Pour la gauche française, le Chili fut longtemps la borne témoin de ce que pouvait être son combat, fait de réduction des inégalités, d’une baisse générale des prix pour les plus pauvres, sans oublier le programme de nationalisations qui fâcha tant les multinationales américaines. Jusqu’à engager en sous-main les États-Unis dans la chute du régime Allende. À cette époque, le Chili était partout en France. Pinochet en grand habit militaire, bras croisés en signe de défi, regard dissimulé derrière d’épaisses lunettes fumées, incarnait le mal absolu. On écoutait les Quilapayùn, exilés dans notre pays, qui chantaient leur fameux hymne révolutionnaire El pueblo unido jamás será vincido (« Le peuple uni jamais ne sera vaincu »).

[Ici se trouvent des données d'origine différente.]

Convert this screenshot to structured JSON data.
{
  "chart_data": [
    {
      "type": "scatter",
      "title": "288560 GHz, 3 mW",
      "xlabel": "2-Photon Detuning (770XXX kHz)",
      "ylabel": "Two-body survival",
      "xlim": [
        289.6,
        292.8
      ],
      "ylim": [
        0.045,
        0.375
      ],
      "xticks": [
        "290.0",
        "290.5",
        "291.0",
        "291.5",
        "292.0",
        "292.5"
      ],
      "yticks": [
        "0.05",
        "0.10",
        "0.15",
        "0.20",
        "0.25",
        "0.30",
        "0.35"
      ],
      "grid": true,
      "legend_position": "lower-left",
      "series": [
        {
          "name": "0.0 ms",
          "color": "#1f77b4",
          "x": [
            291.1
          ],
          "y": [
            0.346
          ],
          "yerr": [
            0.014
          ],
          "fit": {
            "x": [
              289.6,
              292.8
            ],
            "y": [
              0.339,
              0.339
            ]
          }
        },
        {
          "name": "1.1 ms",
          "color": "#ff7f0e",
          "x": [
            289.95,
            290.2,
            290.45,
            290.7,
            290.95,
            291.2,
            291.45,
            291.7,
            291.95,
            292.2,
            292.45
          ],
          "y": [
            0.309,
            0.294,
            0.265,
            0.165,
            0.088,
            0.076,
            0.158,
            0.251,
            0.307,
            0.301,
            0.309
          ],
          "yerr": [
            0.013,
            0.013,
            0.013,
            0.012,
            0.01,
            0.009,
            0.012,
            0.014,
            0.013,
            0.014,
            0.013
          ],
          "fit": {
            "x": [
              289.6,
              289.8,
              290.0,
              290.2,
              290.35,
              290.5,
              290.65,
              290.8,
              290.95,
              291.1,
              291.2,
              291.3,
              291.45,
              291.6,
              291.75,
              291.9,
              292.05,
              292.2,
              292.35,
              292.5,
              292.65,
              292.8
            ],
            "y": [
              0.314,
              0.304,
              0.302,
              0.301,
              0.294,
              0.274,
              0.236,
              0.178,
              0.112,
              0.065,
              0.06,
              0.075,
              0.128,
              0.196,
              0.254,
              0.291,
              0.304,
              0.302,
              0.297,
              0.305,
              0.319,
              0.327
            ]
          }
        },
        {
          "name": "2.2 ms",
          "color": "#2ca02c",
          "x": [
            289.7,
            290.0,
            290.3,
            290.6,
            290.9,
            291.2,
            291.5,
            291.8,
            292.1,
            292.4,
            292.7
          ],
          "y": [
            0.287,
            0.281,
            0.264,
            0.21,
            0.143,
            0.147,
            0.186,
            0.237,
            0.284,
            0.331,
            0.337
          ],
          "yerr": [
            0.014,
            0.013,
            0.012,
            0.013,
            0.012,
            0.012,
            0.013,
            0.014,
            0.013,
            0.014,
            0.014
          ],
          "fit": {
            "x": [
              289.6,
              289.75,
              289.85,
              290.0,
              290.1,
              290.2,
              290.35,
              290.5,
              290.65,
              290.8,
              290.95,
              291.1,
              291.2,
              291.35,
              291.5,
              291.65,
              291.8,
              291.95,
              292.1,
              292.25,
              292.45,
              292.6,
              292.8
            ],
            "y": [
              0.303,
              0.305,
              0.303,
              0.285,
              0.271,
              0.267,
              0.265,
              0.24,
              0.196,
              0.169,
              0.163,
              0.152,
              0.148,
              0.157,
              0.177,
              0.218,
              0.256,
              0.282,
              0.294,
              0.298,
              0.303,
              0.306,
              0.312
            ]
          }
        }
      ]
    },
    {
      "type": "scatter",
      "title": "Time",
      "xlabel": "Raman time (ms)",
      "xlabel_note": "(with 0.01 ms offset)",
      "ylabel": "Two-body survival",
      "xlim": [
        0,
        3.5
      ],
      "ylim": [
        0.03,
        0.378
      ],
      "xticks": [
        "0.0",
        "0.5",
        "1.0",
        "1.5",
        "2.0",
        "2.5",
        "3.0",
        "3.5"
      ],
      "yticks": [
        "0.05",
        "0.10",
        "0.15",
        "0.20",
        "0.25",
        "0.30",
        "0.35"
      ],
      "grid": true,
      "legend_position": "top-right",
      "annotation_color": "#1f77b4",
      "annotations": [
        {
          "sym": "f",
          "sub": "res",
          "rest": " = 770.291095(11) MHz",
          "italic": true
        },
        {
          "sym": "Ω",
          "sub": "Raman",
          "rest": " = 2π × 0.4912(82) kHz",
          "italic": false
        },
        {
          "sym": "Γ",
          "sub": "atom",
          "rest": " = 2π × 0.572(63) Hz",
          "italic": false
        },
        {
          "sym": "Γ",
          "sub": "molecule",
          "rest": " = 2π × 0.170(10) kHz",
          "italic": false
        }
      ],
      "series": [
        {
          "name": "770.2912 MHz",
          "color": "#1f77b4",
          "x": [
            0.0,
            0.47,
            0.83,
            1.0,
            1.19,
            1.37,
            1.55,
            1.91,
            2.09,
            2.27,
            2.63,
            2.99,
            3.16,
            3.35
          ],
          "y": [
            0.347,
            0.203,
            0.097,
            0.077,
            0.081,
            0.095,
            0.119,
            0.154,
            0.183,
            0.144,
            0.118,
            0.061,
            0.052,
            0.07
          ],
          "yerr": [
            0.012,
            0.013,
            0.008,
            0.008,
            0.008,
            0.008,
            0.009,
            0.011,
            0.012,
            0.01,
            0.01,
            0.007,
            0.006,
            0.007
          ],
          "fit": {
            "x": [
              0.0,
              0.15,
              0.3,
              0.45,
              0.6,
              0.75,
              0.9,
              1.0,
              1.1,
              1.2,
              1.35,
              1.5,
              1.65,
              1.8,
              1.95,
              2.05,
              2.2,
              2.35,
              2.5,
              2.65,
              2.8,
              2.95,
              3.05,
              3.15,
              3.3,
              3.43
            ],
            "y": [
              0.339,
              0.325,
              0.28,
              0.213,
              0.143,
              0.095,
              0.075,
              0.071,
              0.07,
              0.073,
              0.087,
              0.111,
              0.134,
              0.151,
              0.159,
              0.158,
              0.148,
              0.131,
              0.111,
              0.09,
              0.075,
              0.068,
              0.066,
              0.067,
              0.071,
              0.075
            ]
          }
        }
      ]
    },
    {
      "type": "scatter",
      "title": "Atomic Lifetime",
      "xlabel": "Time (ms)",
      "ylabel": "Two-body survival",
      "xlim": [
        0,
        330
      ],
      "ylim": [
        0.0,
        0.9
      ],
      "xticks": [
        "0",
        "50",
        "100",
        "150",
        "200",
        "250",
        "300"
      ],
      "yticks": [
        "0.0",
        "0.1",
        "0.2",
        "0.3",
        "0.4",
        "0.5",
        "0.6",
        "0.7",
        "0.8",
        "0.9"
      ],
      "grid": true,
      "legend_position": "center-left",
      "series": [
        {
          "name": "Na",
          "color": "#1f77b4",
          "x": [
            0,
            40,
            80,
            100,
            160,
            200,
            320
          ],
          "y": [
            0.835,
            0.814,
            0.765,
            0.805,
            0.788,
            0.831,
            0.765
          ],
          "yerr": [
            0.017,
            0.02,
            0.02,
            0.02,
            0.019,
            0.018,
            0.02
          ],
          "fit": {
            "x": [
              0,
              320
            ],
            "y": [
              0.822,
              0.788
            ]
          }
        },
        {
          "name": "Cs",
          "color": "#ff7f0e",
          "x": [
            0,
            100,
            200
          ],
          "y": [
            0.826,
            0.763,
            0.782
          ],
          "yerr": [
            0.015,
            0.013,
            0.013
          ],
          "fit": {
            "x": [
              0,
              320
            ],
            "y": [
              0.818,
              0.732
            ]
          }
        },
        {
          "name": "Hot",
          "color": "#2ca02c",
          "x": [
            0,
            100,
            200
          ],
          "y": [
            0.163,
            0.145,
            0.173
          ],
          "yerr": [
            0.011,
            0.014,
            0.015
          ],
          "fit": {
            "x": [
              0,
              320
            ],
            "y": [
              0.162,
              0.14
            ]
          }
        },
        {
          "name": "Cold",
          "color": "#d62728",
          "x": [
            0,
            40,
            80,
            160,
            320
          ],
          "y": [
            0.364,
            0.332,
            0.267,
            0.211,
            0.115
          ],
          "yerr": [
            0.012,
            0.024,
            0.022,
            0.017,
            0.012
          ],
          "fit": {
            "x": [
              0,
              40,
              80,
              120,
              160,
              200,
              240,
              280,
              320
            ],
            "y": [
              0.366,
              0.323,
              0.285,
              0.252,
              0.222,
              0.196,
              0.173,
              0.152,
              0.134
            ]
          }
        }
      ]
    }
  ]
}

Francesca Solleville martelait Camarade Chili. On pleurait le chanteur Víctor Jara, torturé et tué par les militaires (et dont les assassins viennent seulement d’être reconnus coupables…). Les dirigeants du Parti socialiste accueillaient les militants du MIR (le mouvement de l’extrême gauche révolutionnaire chilienne) à bras ouverts. L’espoir vaincu, la résistance à la violence, l’utopie romantique d’autres grands soirs, c’était tout ça, le Chili.

Un demi-siècle plus tard, les démons de la dictature sont toujours là. 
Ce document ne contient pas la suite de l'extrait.